Nun begann sie den größten der kleinen Äste, der eine Gabel aufwies auf der Platte zu befestigen. Danach verflocht Raia immer mehr kleine Äste an der Mitte. Immer wieder zog sie die kleinen Glasperlen durch passende Ästchen. Die getrockneten Blüten wurden zu Blättern und tauchten den Baum in sanfte Farben. Und dann sah sie sich die zwei kleinen hölzernen Statuen an und atmete tief durch.

Ja, sie hätte einen Schreiner fragen können, aber es war ihr sehr wichtig, dass dieses Hochzeitsgeschenk – Hochwürden Antorius hatte sie um die Beschaffung gebeten – mit eigenen Händen fertigte. Ein Geschenk einer Geweihten Temoras an einen Geweihten Eluives zur Hochzeit.

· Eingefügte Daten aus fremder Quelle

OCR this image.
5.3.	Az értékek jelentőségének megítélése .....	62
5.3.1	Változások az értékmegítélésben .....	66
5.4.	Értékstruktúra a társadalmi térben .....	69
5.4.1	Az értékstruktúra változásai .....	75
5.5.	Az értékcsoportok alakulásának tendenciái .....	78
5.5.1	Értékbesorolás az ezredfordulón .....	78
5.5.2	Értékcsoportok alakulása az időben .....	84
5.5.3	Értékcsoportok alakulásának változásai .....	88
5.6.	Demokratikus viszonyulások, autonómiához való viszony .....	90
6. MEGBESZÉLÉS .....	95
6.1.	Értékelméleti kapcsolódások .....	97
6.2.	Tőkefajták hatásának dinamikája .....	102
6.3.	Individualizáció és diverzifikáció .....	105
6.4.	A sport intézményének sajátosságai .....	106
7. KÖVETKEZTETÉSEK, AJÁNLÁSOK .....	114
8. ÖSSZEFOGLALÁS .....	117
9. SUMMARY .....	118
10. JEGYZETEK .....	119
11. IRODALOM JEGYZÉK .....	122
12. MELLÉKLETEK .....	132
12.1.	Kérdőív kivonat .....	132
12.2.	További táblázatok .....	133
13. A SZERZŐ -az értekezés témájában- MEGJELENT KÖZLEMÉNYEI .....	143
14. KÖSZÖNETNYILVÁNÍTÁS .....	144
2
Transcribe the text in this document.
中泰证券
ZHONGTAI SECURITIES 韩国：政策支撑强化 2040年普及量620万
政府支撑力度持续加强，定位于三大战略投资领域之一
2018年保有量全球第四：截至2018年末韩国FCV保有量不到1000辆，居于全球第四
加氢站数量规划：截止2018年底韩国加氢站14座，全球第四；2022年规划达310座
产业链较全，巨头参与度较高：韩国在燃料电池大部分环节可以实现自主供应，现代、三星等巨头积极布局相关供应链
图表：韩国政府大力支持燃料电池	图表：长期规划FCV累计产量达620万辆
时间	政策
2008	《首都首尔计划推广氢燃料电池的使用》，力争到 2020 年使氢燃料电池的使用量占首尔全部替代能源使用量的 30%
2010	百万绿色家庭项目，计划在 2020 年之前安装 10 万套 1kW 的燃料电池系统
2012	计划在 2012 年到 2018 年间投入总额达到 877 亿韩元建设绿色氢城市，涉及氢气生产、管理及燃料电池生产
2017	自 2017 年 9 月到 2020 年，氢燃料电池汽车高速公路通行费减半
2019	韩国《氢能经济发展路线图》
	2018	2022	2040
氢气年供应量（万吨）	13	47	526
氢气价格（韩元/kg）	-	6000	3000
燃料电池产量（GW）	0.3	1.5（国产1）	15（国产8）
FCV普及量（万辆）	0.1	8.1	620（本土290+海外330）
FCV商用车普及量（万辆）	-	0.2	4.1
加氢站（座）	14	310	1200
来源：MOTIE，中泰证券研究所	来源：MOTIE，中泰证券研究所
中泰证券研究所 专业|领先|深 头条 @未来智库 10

Raias Ziel war es, dass der Baum des Lichts aus Schwingenstein symbolisch nach Menek`Ur kam und dass Mutter und Tochter – Eluive und Temora – in jenem Baum des Lichts vereint waren. Das alles sollte die Verbundenheit beider Völker und vor allem beider Geweihtenschaften symbolisieren.

Erst am frühen Abend - Raia saß in einem Haufen von Spänen und sonstigen Resten Ihres Tuns – hielt sie den Baum des Lichts in Miniatur gegen den wahren Baum des Lichts. Zufrieden war sie, wenngleich es eine einfache und nicht meisterliche handwerkliche Leistung sein mochte.

Baum des Lichtes, dessen Glasperlen im Lichte funkeln. In den Ästen sitzen Eluive und Temora, die sich lächelnd ansehen, je eine Hand am Baum.

Doch sie kam aus ihren Händen in voller Demut vor dem Bündnis der Liebe zu einem Menschen und zu Eluive und Temora selbst. Jetzt blieb nur noch zu hoffen, dass die Menekaner, das reiche und stolze Volk, es ebenso sahen – und natürlich Hochwürden… Raia räumte ihre Sachen fort und nahm ihre Arbeiten zum Anlass, den Kreuzgang ordentlich zu fegen und zu wischen. Man sah und hörte die junge Diakonin noch bis zum nächsten Morgengrauen.

Vermutlich hat sie das erste Gebet des Tages verschlafen – irgendwo auf einer Bank im Kloster liegend.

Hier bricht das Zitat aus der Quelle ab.